Part-time professors continue demonstration before National Assembly

Part-time lecturers in Korea have been demonstrating and lobbying for over a year to restore status to their work and gain rights including wages comparable to their full-time professors. A series of suicides this year and last year have brought some negative attention to work conditions for lecturers at university. Even after spending years to get their degrees, they are treated unequally at the unversity compared to full-time professors. They teach 40% of all college courses in Korea but receive less than one-third of the the salary of full-time professors.

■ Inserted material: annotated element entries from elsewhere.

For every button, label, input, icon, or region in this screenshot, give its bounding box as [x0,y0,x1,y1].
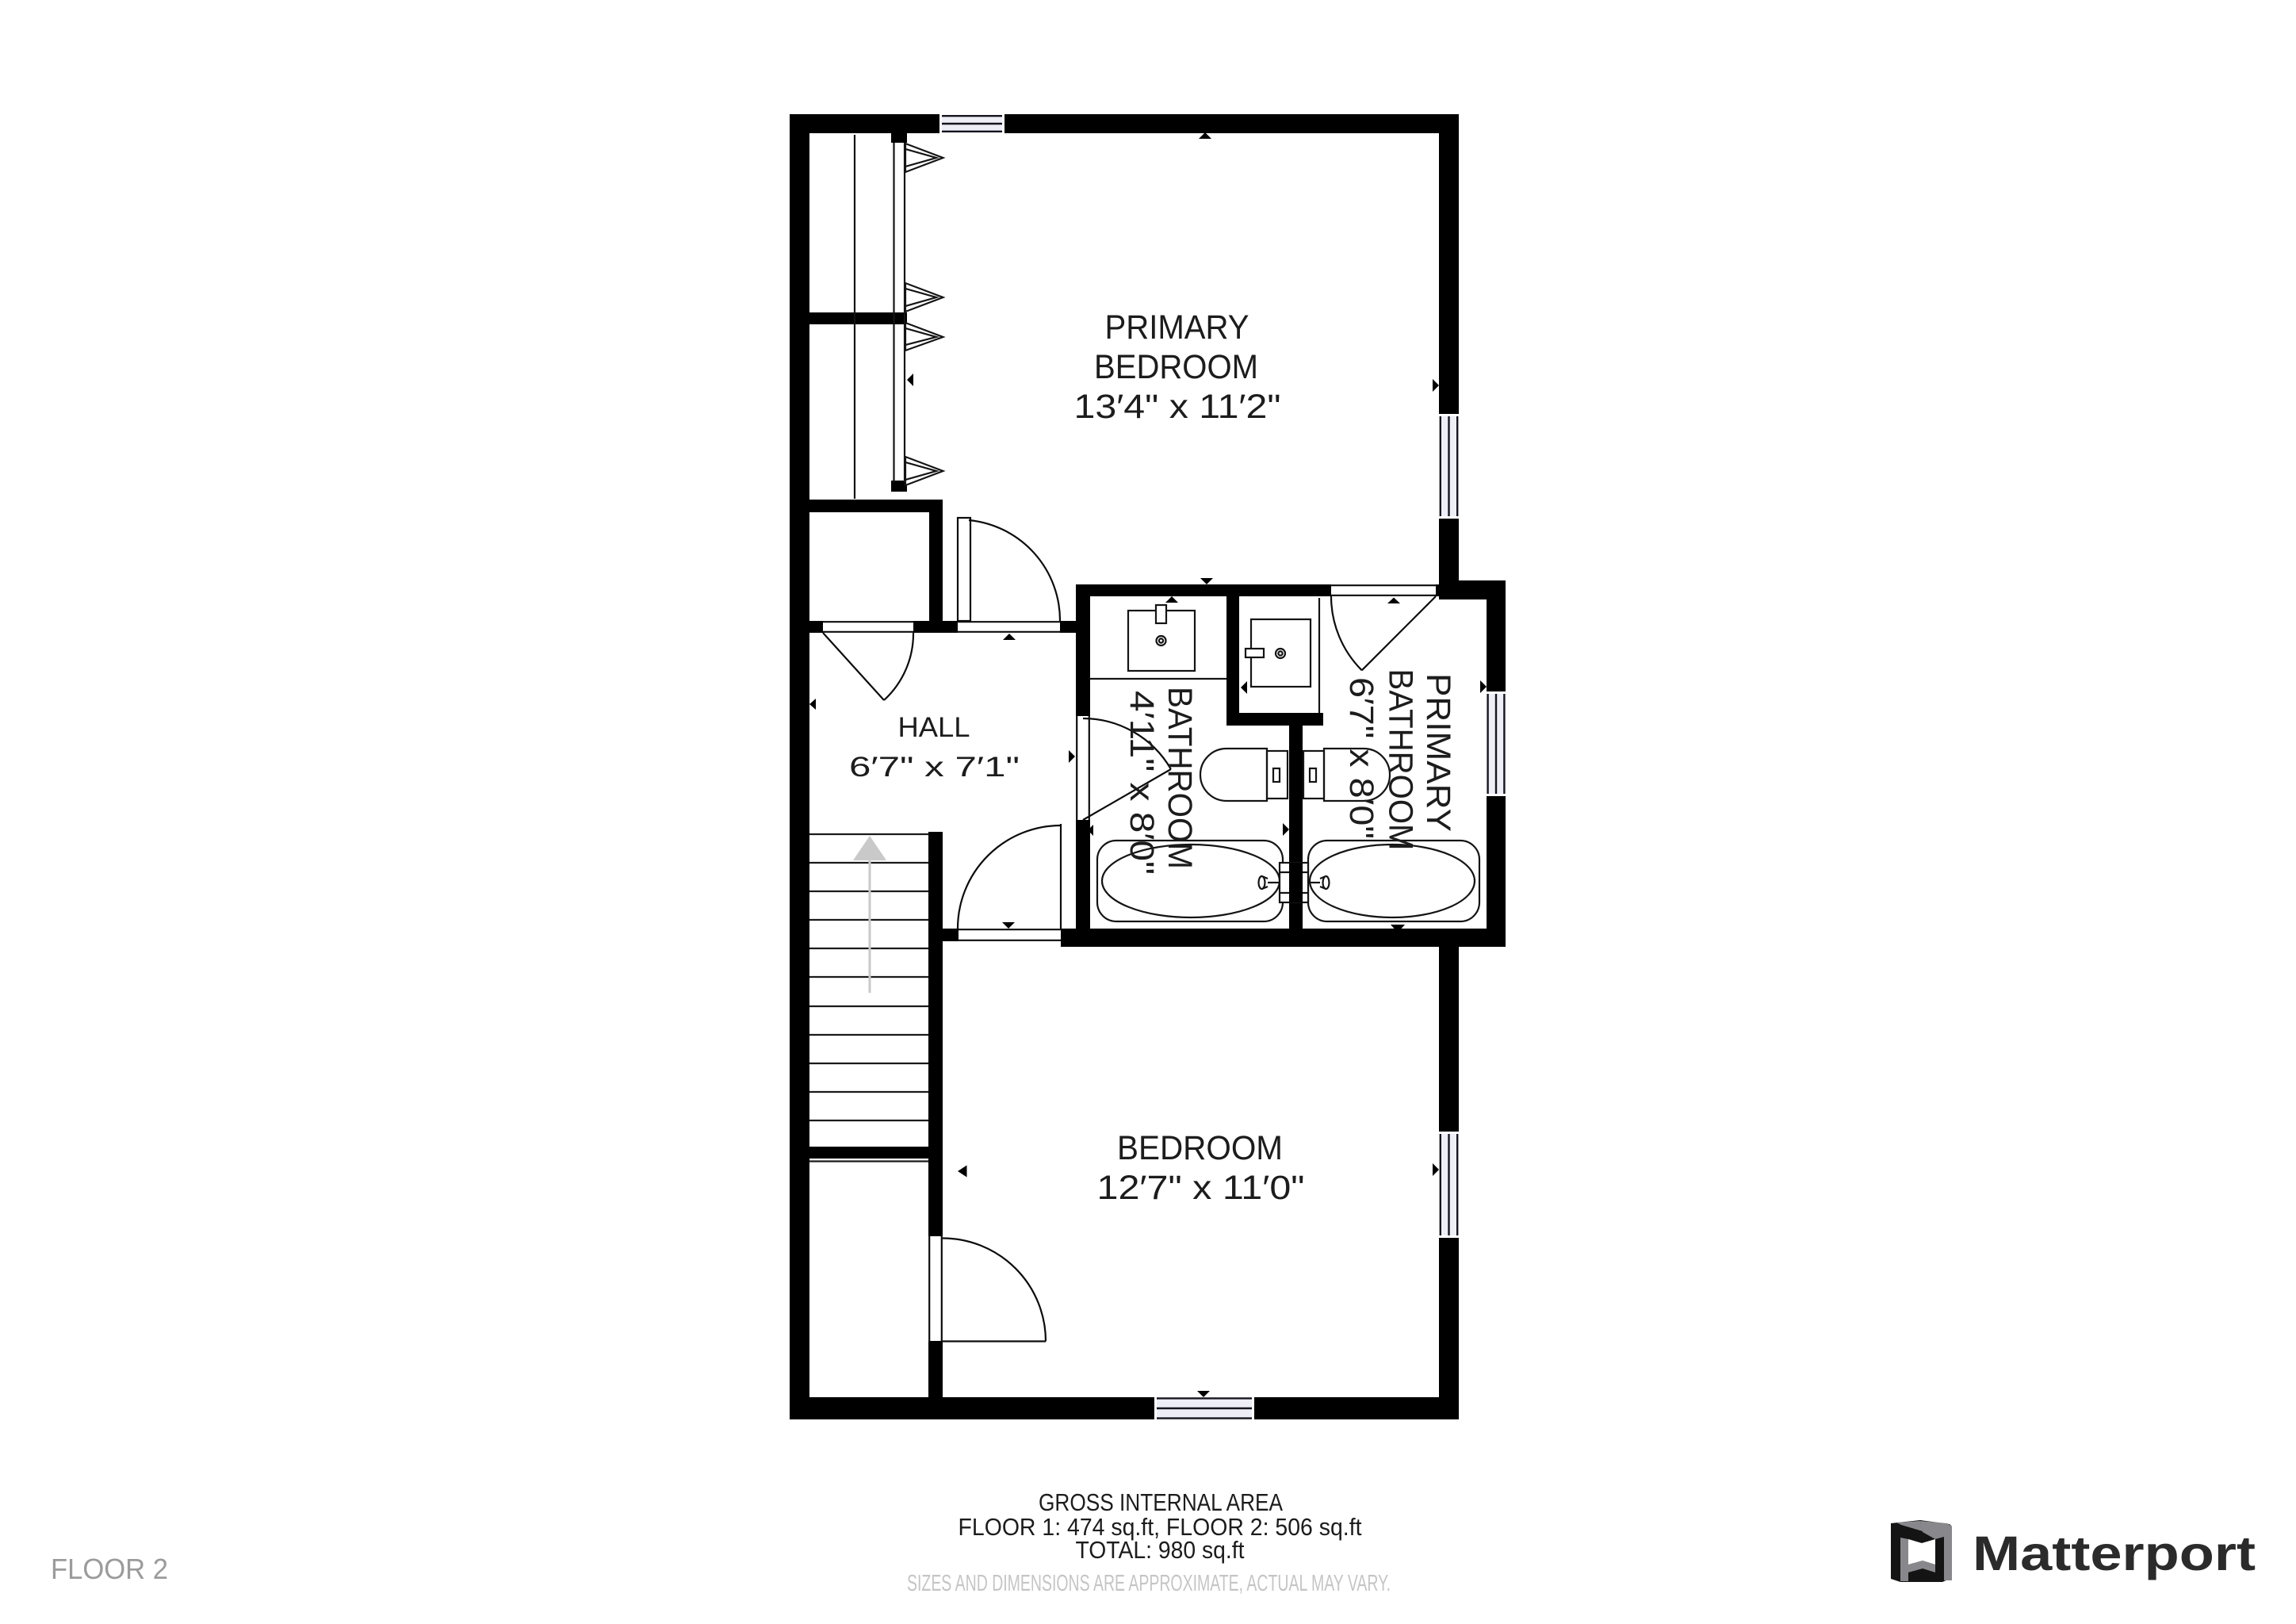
svg-text:PRIMARY: PRIMARY [1419,673,1457,832]
svg-text:6′7" x 7′1": 6′7" x 7′1" [849,752,1020,783]
svg-text:BEDROOM: BEDROOM [1117,1129,1283,1167]
svg-text:FLOOR 2: FLOOR 2 [51,1553,168,1585]
svg-text:BATHROOM: BATHROOM [1382,669,1420,851]
svg-text:PRIMARY: PRIMARY [1105,308,1249,347]
svg-text:6′7" x 8′0": 6′7" x 8′0" [1342,677,1380,839]
svg-text:12′7" x 11′0": 12′7" x 11′0" [1097,1169,1305,1207]
svg-text:4′11" x 8′0": 4′11" x 8′0" [1123,691,1161,875]
svg-text:SIZES AND DIMENSIONS ARE APPRO: SIZES AND DIMENSIONS ARE APPROXIMATE, AC… [907,1571,1391,1596]
svg-text:GROSS INTERNAL AREA: GROSS INTERNAL AREA [1039,1488,1283,1516]
svg-text:BATHROOM: BATHROOM [1161,687,1199,869]
svg-text:HALL: HALL [898,712,970,743]
svg-text:BEDROOM: BEDROOM [1094,348,1258,386]
svg-text:13′4" x 11′2": 13′4" x 11′2" [1074,388,1281,426]
svg-text:Matterport: Matterport [1973,1526,2256,1580]
svg-text:TOTAL: 980 sq.ft: TOTAL: 980 sq.ft [1076,1536,1245,1564]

They rarely have contracts and often are hired or dismissed with a phone call.

Now the National Assembly is considering to offer part-time lecturers the four main insurances (pension, health, unemployment and industrial disaster) and a raise in the salary to 60-70,000 won per hour (about US$60-70 per hour). Currently part-time lecturers earn only about 40,000 won (US$40) per hour.

The Education Committee in charge of the matter promised to the National Human Rights Commission to resolve the matter through legislation by the end of the year, but has only tabled the issue limiting the proposal to providing insurance and raising the salary by some amount, but rather than proceeding earnestly to legislation, has called for yet further informal hearings, and passed responsibility back to the Education Ministry for looking into. It is seen by the part-time lecturers as evasion of responsibility for the matter, and they fear they will need to continue their sit-in protests before the National Assembly for a few more years.